US reimposes naval blockade on Iran's ports, escalating conflict and economic pressure
The United States has reinstated a naval blockade on Iran's southern ports after a collapse of the June truce, cutting off oil exports and driving inflation in Iran.

The United States has reinforced its naval blockade on Iran's southern ports amid renewed military confrontation over the Strait of Hormuz. The blockade was first imposed in mid-April and lasted over nine weeks before being lifted in June under a Memorandum of Understanding (MoU) that reopened the strait. After recent tit-for-tat strikes, Washington rescinded oil and banking waivers issued under the MoU and prevented vessels linked to Iran from returning to port to load more Iranian crude. US Central Command (CENTCOM) redirected ships operating in the Strait of Hormuz and launched a strike to disable the Curacao-flagged supertanker Belma, allegedly transporting Iranian crude. Iran has also been accused of striking ships in the waterway, prompting US bombing of Iranian coastal areas.
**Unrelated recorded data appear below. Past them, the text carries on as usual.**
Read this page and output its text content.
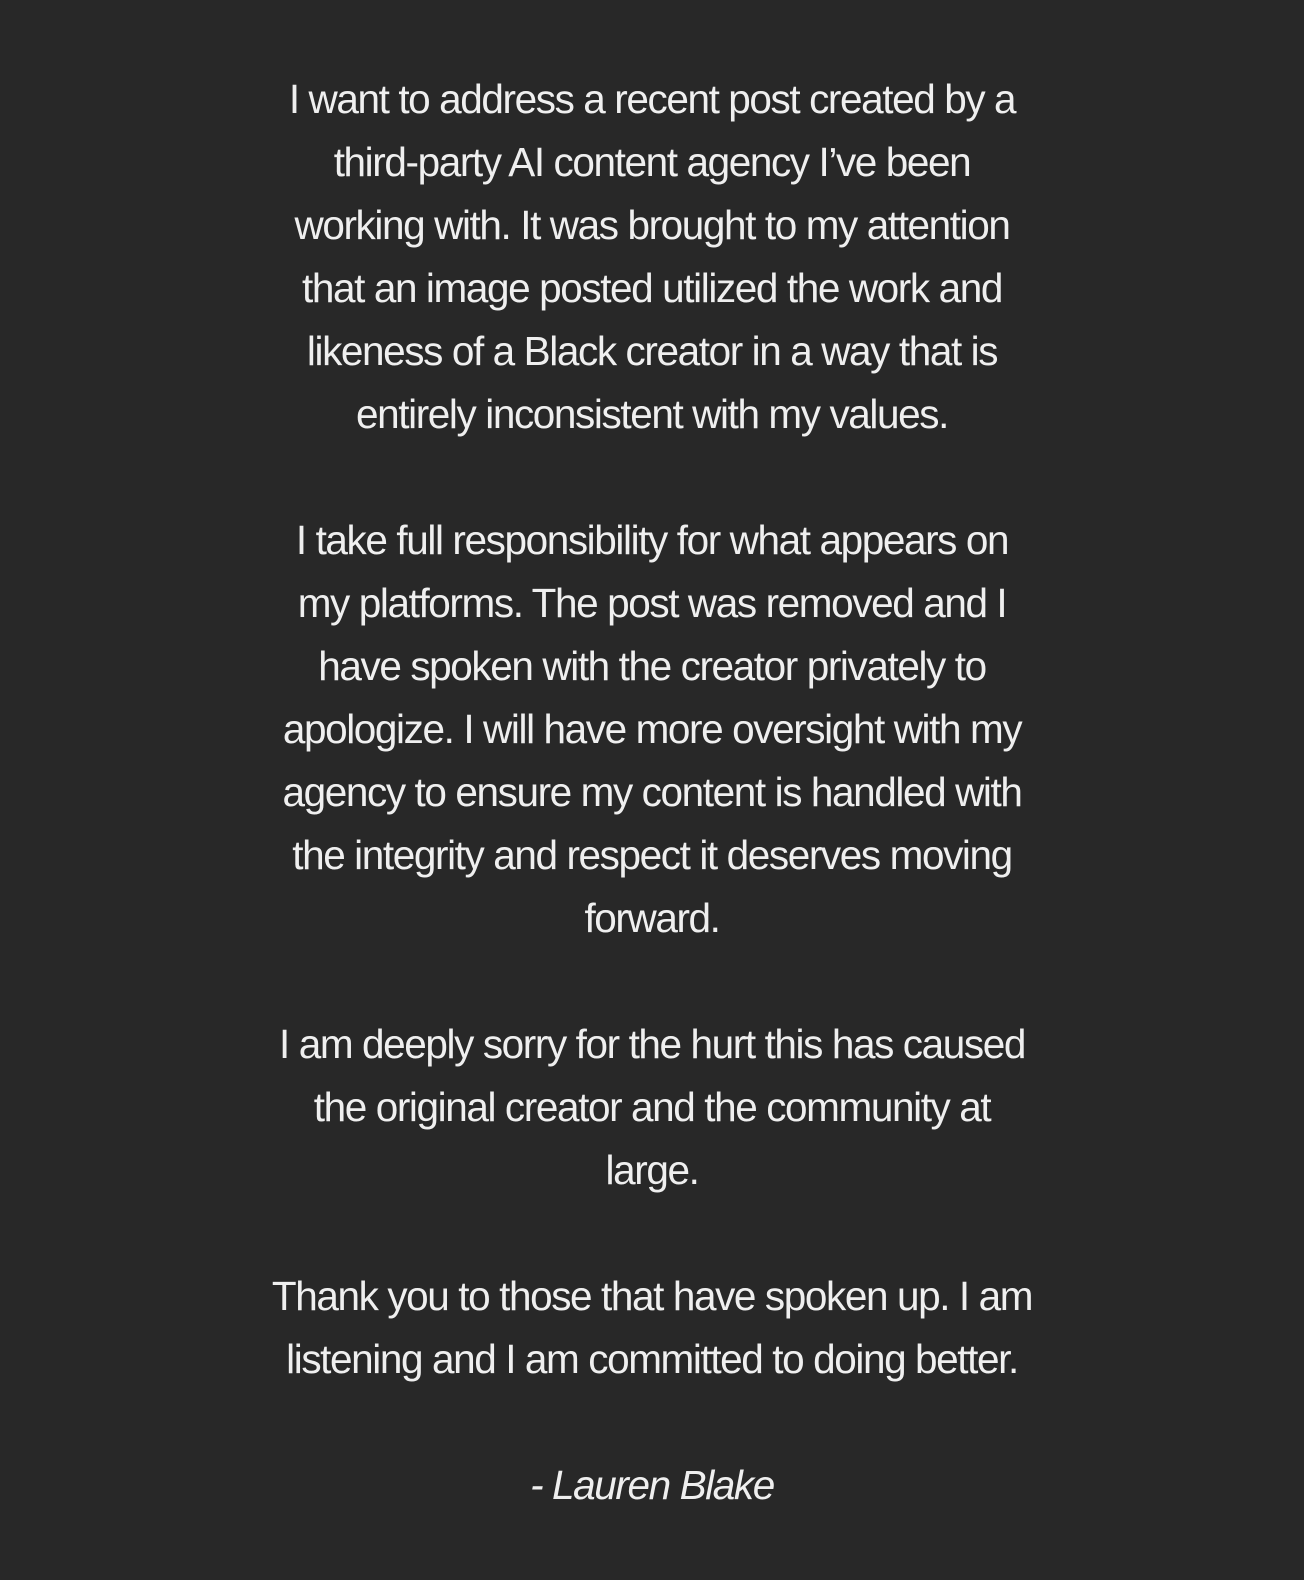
I want to address a recent post created by a
third-party AI content agency I’ve been
working with. It was brought to my attention
that an image posted utilized the work and
likeness of a Black creator in a way that is
entirely inconsistent with my values.

I take full responsibility for what appears on
my platforms. The post was removed and I
have spoken with the creator privately to
apologize. I will have more oversight with my
agency to ensure my content is handled with
the integrity and respect it deserves moving
forward.

I am deeply sorry for the hurt this has caused
the original creator and the community at
large.

Thank you to those that have spoken up. I am
listening and I am committed to doing better.

- Lauren Blake
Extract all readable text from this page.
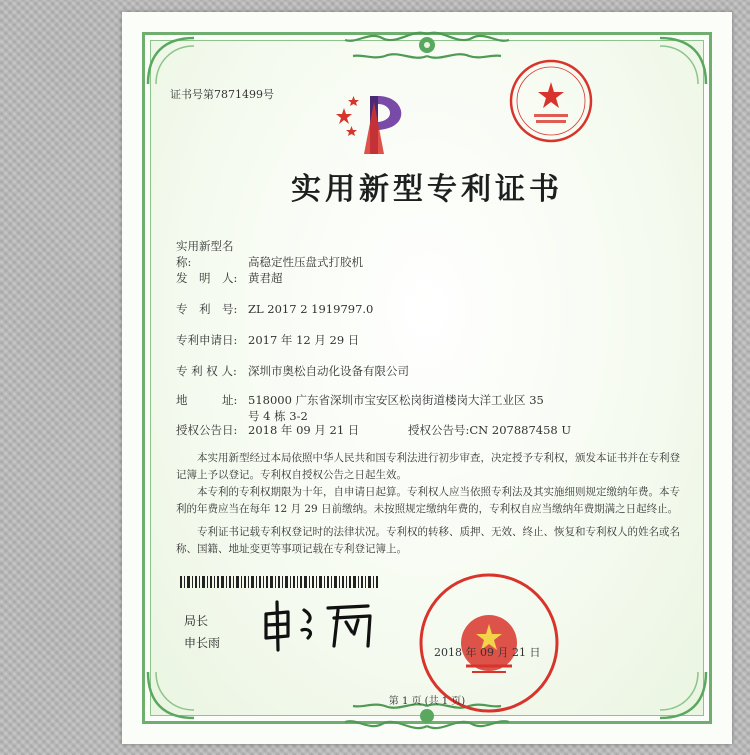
证书号第7871499号
实用新型专利证书
实用新型名称:	高稳定性压盘式打胶机
发　明　人: 黄君超
专　利　号: ZL 2017 2 1919797.0
专利申请日: 2017 年 12 月 29 日
专 利 权 人: 深圳市奥松自动化设备有限公司
地　　　址: 518000 广东省深圳市宝安区松岗街道楼岗大洋工业区 35
号 4 栋 3-2
授权公告日: 2018 年 09 月 21 日	授权公告号:CN 207887458 U

本实用新型经过本局依照中华人民共和国专利法进行初步审查，决定授予专利权，颁发本证书并在专利登记簿上予以登记。专利权自授权公告之日起生效。

本专利的专利权期限为十年，自申请日起算。专利权人应当依照专利法及其实施细则规定缴纳年费。本专利的年费应当在每年 12 月 29 日前缴纳。未按照规定缴纳年费的，专利权自应当缴纳年费期满之日起终止。

专利证书记载专利权登记时的法律状况。专利权的转移、质押、无效、终止、恢复和专利权人的姓名或名称、国籍、地址变更等事项记载在专利登记簿上。

局长
申长雨
2018 年 09 月 21 日
第 1 页 (共 1 页)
Iranian parliament speaker Mohammad Bagher Ghalibaf stated that during the previous blockade, the country exported zero barrels of oil. Energy analyst Hamidreza Shokouhi told Al Jazeera that the new siege will remove at least 1.5 million barrels per day from the market, pushing oil prices to around $90 per barrel and pressuring global strategic reserves. Iran responded by trying to prevent other regional countries from exporting oil via the strait. Seven nights of strikes have broadened the conflict, with Kuwait and Bahrain heavily targeted by Iranian missiles and drones. The US has systematically hit civilian infrastructure in Iran, including bridges, tunnels, ports, power stations, and water plants. Some speculate this could prepare for a ground invasion of Iranian coastal regions. The Aq Tekeh railway bridge in Golestan province was among the first targets; it was quickly repaired.
The previous blockade had already driven inflation in Iran, with prices of staples like eggs, chicken, and cooking oil more than tripling year-on-year. A merchant at Tehran's Grand Bazaar reported inconsistent sales and uncertainty due to reliance on imported inventories. The Iranian rial hit an all-time low of over 1.93 million per US dollar, and the Tehran Stock Exchange main index lost 120,000 points (2.4%). Iran's armed forces have warned they will retaliate against any US strikes on civilian infrastructure by attacking similar targets in regional countries hosting US bases. Analyst Shokouhi warned that the conflict is broadening and could involve Houthi disruptions to shipping in the Bab al-Mandab strait.